Reste que la plateforme de Mark Zuckerberg n’est pas sans défaut. Facebook ressemble en effet beaucoup à AOL, car la plateforme limite les gens en leur disant avec qui ils peuvent communiquer. Et contrairement à AOL, Compuserve et Prodigy, les gens ne peuvent pas adopter n’importe quelle identité amusante, comme picklefinger0237. Ils doivent logiquement se présenter comme ils sont, car les publicitaires aiment savoir qui parle à qui. Cela a plu à nombre d’utilisateurs, qui ont pu se construire une personnalité en montrant des photos d’eux-mêmes et en parlant beaucoup d’eux-mêmes.
Ce qui ne va pas sans inquiétude. Des observateurs ont remarqué que Facebook et les services similaires ne se contentaient pas de limiter qui pouvait parler, et à qui ces personnes pouvaient parler. Ils ont également remarqué que les services manipulaient la façon dont les gens se parlaient entre eux, avec des algorithmes informatiques. L’un des problèmes de Facebook est que les gens n’ont plus le contrôle. Ils ont donné tellement d’informations sur eux-mêmes à Facebook et à ses concurrents que c’est comme si ces entreprises possédaient les gens lorsqu’ils sont dans le cyberespace.

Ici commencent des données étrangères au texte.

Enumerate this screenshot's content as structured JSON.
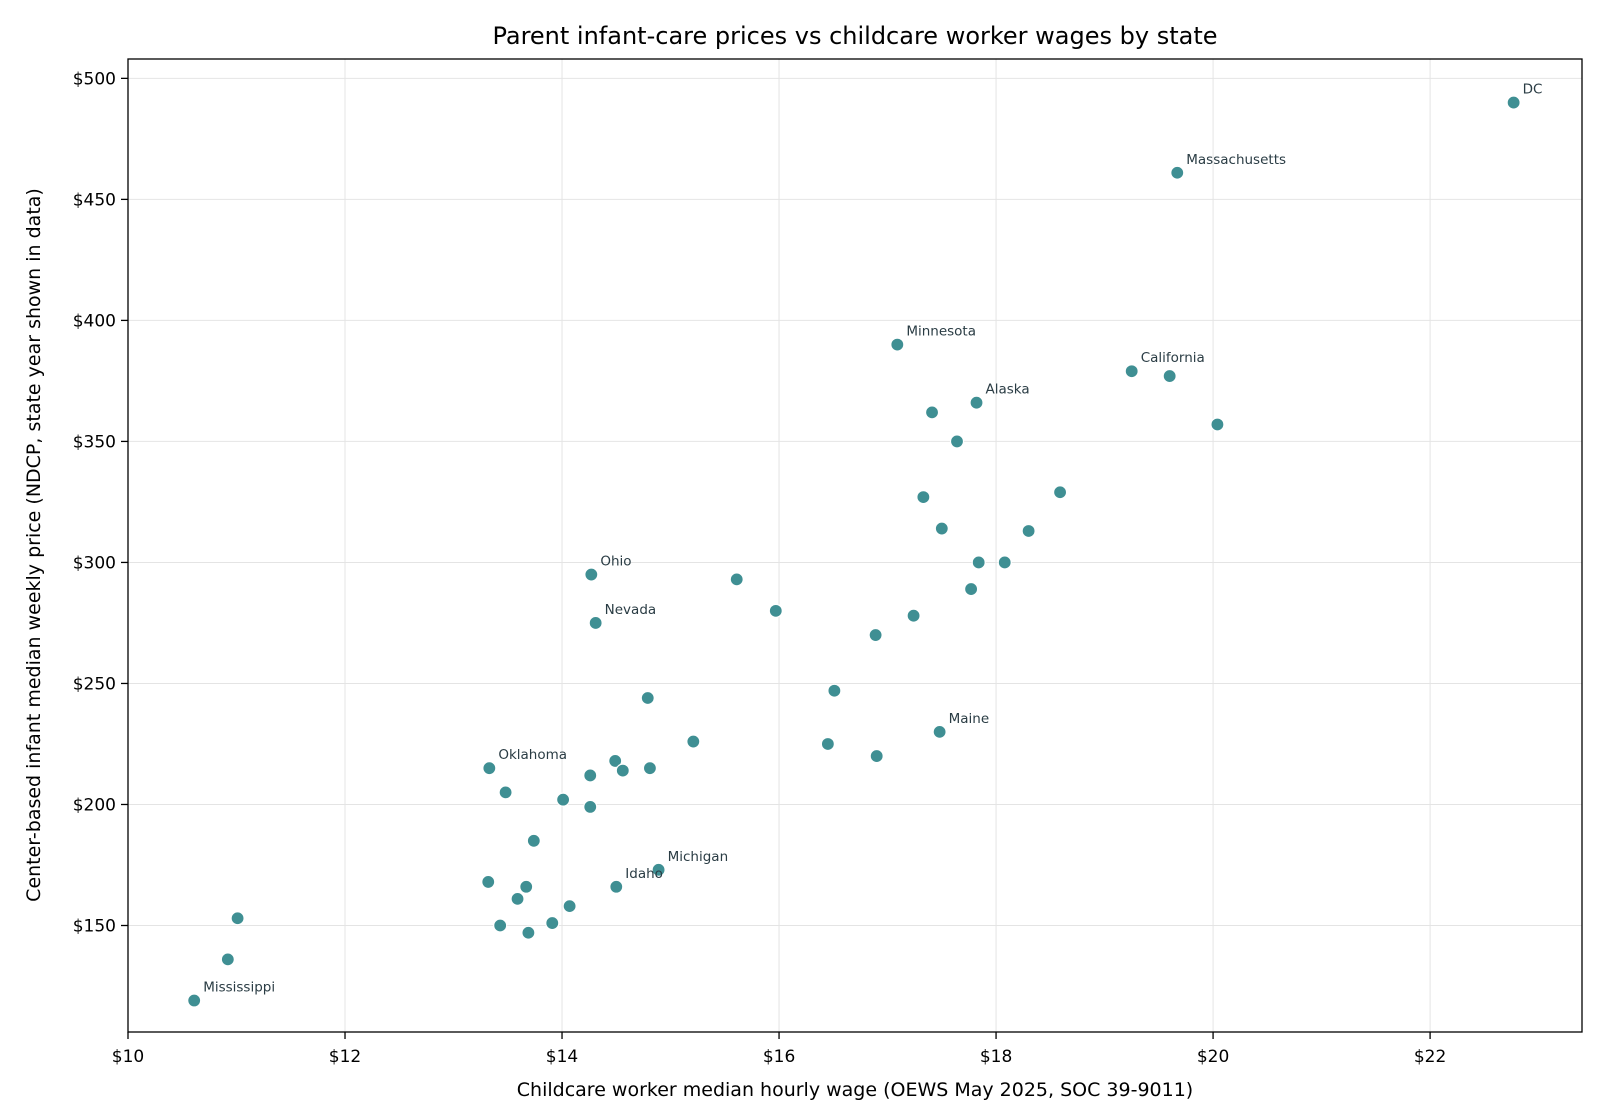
{
  "chart_data": {
    "type": "scatter",
    "title": "Parent infant-care prices vs childcare worker wages by state",
    "xlabel": "Childcare worker median hourly wage (OEWS May 2025, SOC 39-9011)",
    "ylabel": "Center-based infant median weekly price (NDCP, state year shown in data)",
    "xlim": [
      10,
      23.4
    ],
    "ylim": [
      106,
      508
    ],
    "x_ticks": [
      10,
      12,
      14,
      16,
      18,
      20,
      22
    ],
    "x_tick_labels": [
      "$10",
      "$12",
      "$14",
      "$16",
      "$18",
      "$20",
      "$22"
    ],
    "y_ticks": [
      150,
      200,
      250,
      300,
      350,
      400,
      450,
      500
    ],
    "y_tick_labels": [
      "$150",
      "$200",
      "$250",
      "$300",
      "$350",
      "$400",
      "$450",
      "$500"
    ],
    "grid": true,
    "point_color": "#3f8f93",
    "points": [
      {
        "x": 22.77,
        "y": 490,
        "label": "DC"
      },
      {
        "x": 19.67,
        "y": 461,
        "label": "Massachusetts"
      },
      {
        "x": 17.09,
        "y": 390,
        "label": "Minnesota"
      },
      {
        "x": 19.25,
        "y": 379,
        "label": "California"
      },
      {
        "x": 19.6,
        "y": 377
      },
      {
        "x": 17.82,
        "y": 366,
        "label": "Alaska"
      },
      {
        "x": 17.41,
        "y": 362
      },
      {
        "x": 20.04,
        "y": 357
      },
      {
        "x": 17.64,
        "y": 350
      },
      {
        "x": 18.59,
        "y": 329
      },
      {
        "x": 17.33,
        "y": 327
      },
      {
        "x": 17.5,
        "y": 314
      },
      {
        "x": 18.3,
        "y": 313
      },
      {
        "x": 17.84,
        "y": 300
      },
      {
        "x": 18.08,
        "y": 300
      },
      {
        "x": 14.27,
        "y": 295,
        "label": "Ohio"
      },
      {
        "x": 15.61,
        "y": 293
      },
      {
        "x": 17.77,
        "y": 289
      },
      {
        "x": 15.97,
        "y": 280
      },
      {
        "x": 17.24,
        "y": 278
      },
      {
        "x": 14.31,
        "y": 275,
        "label": "Nevada"
      },
      {
        "x": 16.89,
        "y": 270
      },
      {
        "x": 16.51,
        "y": 247
      },
      {
        "x": 14.79,
        "y": 244
      },
      {
        "x": 17.48,
        "y": 230,
        "label": "Maine"
      },
      {
        "x": 15.21,
        "y": 226
      },
      {
        "x": 16.45,
        "y": 225
      },
      {
        "x": 16.9,
        "y": 220
      },
      {
        "x": 14.49,
        "y": 218
      },
      {
        "x": 13.33,
        "y": 215,
        "label": "Oklahoma"
      },
      {
        "x": 14.81,
        "y": 215
      },
      {
        "x": 14.56,
        "y": 214
      },
      {
        "x": 14.26,
        "y": 212
      },
      {
        "x": 13.48,
        "y": 205
      },
      {
        "x": 14.01,
        "y": 202
      },
      {
        "x": 14.26,
        "y": 199
      },
      {
        "x": 13.74,
        "y": 185
      },
      {
        "x": 14.89,
        "y": 173,
        "label": "Michigan"
      },
      {
        "x": 13.32,
        "y": 168
      },
      {
        "x": 14.5,
        "y": 166,
        "label": "Idaho"
      },
      {
        "x": 13.67,
        "y": 166
      },
      {
        "x": 13.59,
        "y": 161
      },
      {
        "x": 14.07,
        "y": 158
      },
      {
        "x": 11.01,
        "y": 153
      },
      {
        "x": 13.91,
        "y": 151
      },
      {
        "x": 13.43,
        "y": 150
      },
      {
        "x": 13.69,
        "y": 147
      },
      {
        "x": 10.92,
        "y": 136
      },
      {
        "x": 10.61,
        "y": 119,
        "label": "Mississippi"
      }
    ]
  }
}
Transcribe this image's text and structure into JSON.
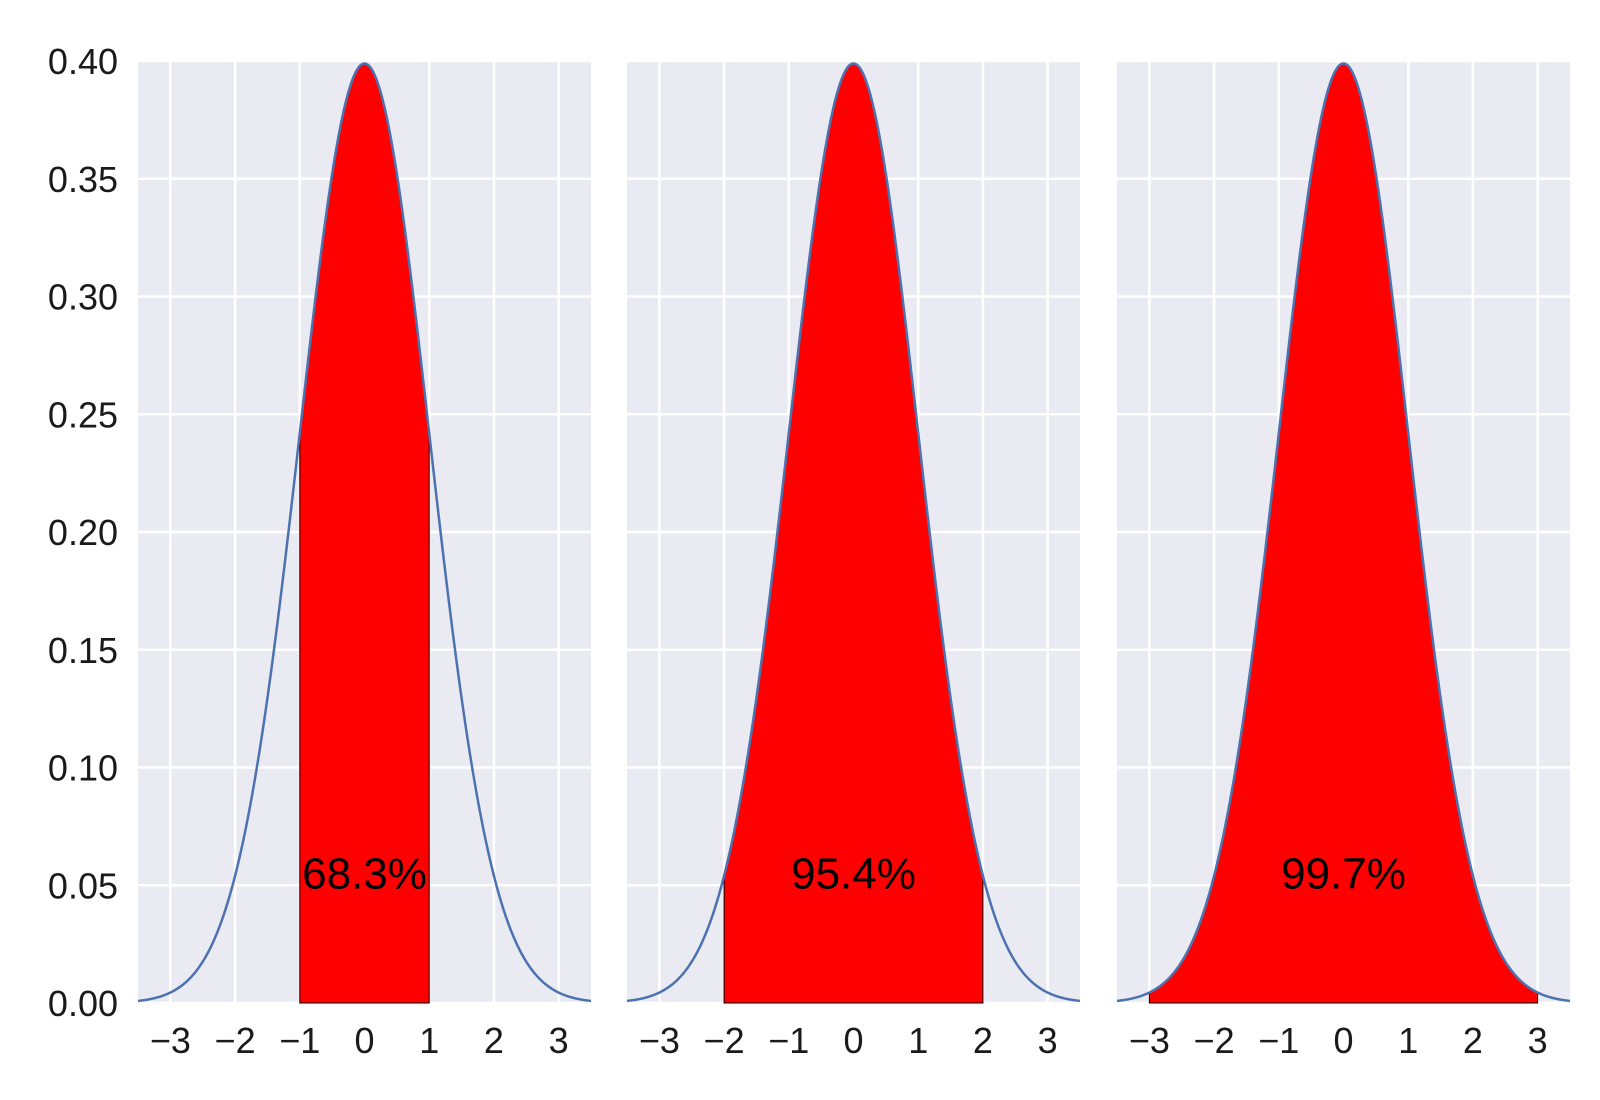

Un nouvel horizon à venir ?
Les services de Facebook ne semblent pas non plus faire un excellent travail en matière de traitement des informations des personnes. Même s’ils ne laissent pas les gens parler à qui ils veulent, Facebook et les autres services vendent les informations des gens à des personnes qu’ils ne connaissent pas dans des pays lointains. Et partout où une personne va sur internet, Facebook et ses concurrents permettent aux annonceurs de la suivre à la trace, ce que les gens n’avaient jamais prévu en s’inscrivant.
Les conséquences sont devenues de plus en plus graves. Les gens pensent être en relation les uns avec les autres, mais en réalité ils se crient dessus comme dans une bagarre à la cantine. La raison de ces cris est que les outils algorithmiques ne rapprochent pas vraiment les gens, mais encouragent des comportements répétitifs, comme celui de mettre les gens en colère en affichant constamment les propos les plus incendiaires sur tout et n’importe quoi. Tout cela a pour but de classer le comportement des gens dans des catégories pratiques afin de communiquer un signal d’achat clair aux annonceurs.
Même les personnes qui étaient enthousiastes à l’idée de créer leur marque ont désormais des doutes. Ils soupçonnent parfois que leur identité n’est pas réelle et qu’ils ne sont plus que le fruit d’une base de données publicitaire qui leur construit une identité afin de maintenir la fréquentation de Facebook et d’autres services. C’était presque comme si les gens n’existaient plus lorsqu’ils étaient dans le cyberespace. Reste que les gouvernements mondiaux semblent aujourd’hui avoir pris conscience du problème et que de nouvelles lois pourraient bientôt ramener de l’ordre dans le cyberespace. Aux acteurs de l’internet de construire la nouvelle page du web.